Point 4. display of the low battery level with flashing red LED.

Point 5. turning off function, via pressing the on-off button. The previously set values are reactivated at the subsequent starting.

Point 6. upon reaching a voltage value less than 7 V, the electronics turns off the lighting body.

Point 7. the electronics is protected from polarity reversals.

Claims

Claims

1. An optimization technique of the balancing of the color temperature parameters in a lighting body formed by the assembly of generic LEDs characterized in that it arranges a mixture of colors suitable for producing chromatically calibrated light on sensitive materials and the micro-programmed regulation of the power supply in order to continuously vary, over the widest band of possible values, the emission and the separate calibration of the Red/ Amber color percentage so to obtain the desired chromatic balancing.

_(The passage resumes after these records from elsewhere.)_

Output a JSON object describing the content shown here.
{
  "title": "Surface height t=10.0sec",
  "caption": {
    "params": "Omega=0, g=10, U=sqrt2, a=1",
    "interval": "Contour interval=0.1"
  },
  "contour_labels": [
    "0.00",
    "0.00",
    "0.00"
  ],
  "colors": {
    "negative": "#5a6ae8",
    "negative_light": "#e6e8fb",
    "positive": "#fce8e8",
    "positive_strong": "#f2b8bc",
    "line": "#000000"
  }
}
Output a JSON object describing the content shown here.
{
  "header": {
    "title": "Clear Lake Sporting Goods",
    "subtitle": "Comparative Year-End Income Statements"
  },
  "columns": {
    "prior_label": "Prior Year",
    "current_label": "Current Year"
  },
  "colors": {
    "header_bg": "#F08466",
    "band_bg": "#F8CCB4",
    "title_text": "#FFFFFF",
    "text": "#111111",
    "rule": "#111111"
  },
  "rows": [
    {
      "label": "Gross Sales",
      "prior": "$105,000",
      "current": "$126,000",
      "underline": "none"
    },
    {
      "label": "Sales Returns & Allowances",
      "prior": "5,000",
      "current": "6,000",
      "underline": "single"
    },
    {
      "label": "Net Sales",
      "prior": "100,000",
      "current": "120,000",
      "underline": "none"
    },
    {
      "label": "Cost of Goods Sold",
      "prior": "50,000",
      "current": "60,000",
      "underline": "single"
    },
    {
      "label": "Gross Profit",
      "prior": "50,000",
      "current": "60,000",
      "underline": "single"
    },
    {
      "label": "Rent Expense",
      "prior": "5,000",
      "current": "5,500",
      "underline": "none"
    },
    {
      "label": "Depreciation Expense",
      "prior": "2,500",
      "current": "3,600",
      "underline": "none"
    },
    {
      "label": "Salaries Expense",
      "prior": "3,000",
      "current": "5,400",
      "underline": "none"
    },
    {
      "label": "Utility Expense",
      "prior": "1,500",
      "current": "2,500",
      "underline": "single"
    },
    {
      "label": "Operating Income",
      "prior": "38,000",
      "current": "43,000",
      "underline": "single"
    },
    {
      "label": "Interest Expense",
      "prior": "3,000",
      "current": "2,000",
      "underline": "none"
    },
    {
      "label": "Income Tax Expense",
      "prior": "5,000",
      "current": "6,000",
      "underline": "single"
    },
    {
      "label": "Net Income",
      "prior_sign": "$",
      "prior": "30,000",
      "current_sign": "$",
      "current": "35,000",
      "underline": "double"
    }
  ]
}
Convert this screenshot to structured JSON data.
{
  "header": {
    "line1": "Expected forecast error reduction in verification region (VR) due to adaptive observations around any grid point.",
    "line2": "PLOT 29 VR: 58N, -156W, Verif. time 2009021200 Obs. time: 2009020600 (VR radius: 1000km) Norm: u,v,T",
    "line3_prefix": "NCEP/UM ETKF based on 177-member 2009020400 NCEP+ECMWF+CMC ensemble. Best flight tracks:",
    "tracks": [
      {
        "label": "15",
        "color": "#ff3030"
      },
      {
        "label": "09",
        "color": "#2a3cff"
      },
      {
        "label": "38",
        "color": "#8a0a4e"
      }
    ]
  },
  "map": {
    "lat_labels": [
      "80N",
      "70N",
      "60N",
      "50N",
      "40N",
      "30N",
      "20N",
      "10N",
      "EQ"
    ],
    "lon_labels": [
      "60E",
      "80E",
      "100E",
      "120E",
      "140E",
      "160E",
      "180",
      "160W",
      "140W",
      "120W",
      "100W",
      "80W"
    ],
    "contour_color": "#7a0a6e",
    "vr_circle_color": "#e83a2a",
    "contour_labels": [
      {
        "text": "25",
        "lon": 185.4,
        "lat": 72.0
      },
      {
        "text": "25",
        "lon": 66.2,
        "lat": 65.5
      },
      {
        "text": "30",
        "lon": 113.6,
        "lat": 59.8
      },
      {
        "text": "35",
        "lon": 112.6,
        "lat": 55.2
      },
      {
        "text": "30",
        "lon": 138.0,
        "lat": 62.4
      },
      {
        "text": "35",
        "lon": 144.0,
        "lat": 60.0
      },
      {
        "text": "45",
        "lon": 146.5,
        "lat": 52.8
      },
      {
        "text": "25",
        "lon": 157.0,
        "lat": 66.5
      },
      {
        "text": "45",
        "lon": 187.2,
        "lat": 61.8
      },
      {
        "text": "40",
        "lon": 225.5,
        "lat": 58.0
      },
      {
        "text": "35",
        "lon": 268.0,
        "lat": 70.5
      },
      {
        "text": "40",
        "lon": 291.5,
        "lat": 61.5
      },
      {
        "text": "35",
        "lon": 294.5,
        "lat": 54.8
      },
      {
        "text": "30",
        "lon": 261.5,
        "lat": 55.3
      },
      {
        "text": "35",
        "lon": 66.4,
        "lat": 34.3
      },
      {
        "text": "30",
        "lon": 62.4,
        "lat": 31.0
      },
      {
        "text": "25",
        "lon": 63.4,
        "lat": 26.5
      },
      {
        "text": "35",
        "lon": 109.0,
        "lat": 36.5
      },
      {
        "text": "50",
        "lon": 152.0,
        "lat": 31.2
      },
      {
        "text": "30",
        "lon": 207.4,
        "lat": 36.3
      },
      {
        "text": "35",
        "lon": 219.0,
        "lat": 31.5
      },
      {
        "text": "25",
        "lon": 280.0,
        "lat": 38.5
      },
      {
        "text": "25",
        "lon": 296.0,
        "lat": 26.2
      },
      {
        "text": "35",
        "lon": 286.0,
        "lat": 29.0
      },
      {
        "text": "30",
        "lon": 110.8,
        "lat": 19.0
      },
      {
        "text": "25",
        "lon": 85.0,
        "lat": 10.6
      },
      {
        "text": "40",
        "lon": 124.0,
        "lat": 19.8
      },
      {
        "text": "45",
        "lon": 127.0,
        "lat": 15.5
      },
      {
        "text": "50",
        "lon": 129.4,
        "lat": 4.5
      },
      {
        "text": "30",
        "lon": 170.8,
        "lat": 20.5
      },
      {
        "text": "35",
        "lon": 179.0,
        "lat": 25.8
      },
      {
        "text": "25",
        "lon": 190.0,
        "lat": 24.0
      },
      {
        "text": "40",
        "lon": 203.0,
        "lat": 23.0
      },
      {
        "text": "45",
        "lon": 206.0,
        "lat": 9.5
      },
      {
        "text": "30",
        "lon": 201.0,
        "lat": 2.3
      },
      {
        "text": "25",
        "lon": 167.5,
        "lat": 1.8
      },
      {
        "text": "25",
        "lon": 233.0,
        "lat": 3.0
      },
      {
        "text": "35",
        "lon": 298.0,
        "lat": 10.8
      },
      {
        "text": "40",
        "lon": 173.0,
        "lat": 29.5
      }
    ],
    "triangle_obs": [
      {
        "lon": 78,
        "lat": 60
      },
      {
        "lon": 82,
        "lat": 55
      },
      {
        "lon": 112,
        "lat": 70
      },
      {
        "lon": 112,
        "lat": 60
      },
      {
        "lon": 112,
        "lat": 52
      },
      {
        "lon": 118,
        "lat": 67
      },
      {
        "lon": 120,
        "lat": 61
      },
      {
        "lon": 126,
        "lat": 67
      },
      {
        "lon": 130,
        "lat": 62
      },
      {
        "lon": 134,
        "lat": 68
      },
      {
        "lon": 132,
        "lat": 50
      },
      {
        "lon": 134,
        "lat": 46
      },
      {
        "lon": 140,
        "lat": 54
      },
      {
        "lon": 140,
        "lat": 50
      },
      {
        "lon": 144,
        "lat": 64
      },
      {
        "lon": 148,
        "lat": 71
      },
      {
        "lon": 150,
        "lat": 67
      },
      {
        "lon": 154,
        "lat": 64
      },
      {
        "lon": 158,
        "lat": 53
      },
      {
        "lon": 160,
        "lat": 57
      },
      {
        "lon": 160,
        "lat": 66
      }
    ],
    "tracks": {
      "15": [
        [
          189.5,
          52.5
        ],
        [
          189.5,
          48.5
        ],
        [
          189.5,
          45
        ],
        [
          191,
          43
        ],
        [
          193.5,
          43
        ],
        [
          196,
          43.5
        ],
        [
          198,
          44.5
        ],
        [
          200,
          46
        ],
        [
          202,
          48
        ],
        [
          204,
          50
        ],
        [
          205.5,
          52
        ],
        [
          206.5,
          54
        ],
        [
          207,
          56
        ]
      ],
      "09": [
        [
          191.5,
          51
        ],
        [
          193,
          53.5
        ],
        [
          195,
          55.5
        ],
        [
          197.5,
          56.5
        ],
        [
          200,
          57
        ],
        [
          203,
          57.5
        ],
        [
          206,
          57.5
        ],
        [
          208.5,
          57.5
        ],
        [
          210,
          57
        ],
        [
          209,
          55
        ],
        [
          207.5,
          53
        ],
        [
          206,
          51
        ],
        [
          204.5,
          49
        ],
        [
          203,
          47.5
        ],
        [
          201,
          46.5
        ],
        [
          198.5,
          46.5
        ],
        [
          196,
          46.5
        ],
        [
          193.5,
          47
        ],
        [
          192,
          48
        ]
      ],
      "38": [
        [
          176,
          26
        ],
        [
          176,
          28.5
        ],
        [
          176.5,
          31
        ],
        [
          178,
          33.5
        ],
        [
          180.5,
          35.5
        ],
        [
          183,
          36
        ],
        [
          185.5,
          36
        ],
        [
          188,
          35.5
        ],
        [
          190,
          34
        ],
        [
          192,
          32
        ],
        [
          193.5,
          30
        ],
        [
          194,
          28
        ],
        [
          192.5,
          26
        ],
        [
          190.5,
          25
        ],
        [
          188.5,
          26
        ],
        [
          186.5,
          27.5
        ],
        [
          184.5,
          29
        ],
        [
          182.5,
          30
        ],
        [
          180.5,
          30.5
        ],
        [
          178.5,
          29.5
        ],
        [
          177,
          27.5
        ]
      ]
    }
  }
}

2. An optimization technique of the balancing of the color temperature parameters in a lighting body formed by the assembly of selected LEDs according to claim 1, characterized in that it adapts the emission of the LEDs to the specific sector of interest, not resorting to the CRI index, stated by the LED manufacturing company, but making uniform and correlating the light response to the chromatic measurement of the color temperature.

3. An optimization technique of the balancing of the color temperature parameters in a lighting body formed by the assembly of generic LEDs according to the preceding claims, characterized in that it carries out the Red-Blue correction at a color temperature of 5500° K, a chromatic correction for the remaining excess Blue and a compensation for the Green-Magenta ratio in order to obtain a deviation of not greater than 5 CC (COLOR COMPENSING) degrees, according to the unified graduated scales.

4. An optimization technique of the balancing of the color temperature parameters in a lighting body formed by the assembly of LEDs according to the preceding claims, characterized in that it selects the LEDs from among the chromatically corrected selected products based in the YO and XO areas, adding Red - Amber LED in a percentage ranging from 16% - 14%, in the area of 617 - 625 nanometers.

5. An optimization technique of the balancing of the color temperature parameters in a lighting body formed by the assembly of selected LEDs according to the preceding claims, characterized in that it comprises the following operating steps: i- activation with initial setting which restores the previous setting, ii- overall regulation of the light emission through micro-programmed control with N progressive steps, and displayed for real time tuning, iii- manual regulation with activation of the light level control relative to the red LED in the LED mixture of the lighting body; at the same time, there is the insertion of the manual control of the white by means of a second dedicated regulation function.

6. An optimization technique of the balancing of the color temperature parameters in a lighting body formed by the assembly of generic LEDs according to the preceding claims, characterized in that the turning off function detects the magnitude of the chromaticity correction carried out, providing for the storage of the related chromaticity correction coefficients, the previously set values being reactivated at the subsequent starting.

7. A lighting body formed by the generic LEDs assembly with compact structure, in which the LEDs are installed on a power supply carrier plate, dissipator of the heat generated during the emission, characterized in that it comprises an apparatus with carrier structures arranged so to distribute the LEDs in an equidistant manner, and cell-like support plates arranged as a radiator for facilitating the residual heat dispersion, such plates holding in correct position flow concentrator and collimator lenses that are adapted to bring the emission from a 110° angle of the base LEDs to the angle desired according to the type of illuminator.

8. A lighting body formed by the generic LED assembly with compact structure according to claim 7 and characterized in that it comprises lateral supports set to hold all the parts constituting the lighting body, allowing, with threads, the modular combination of several devices.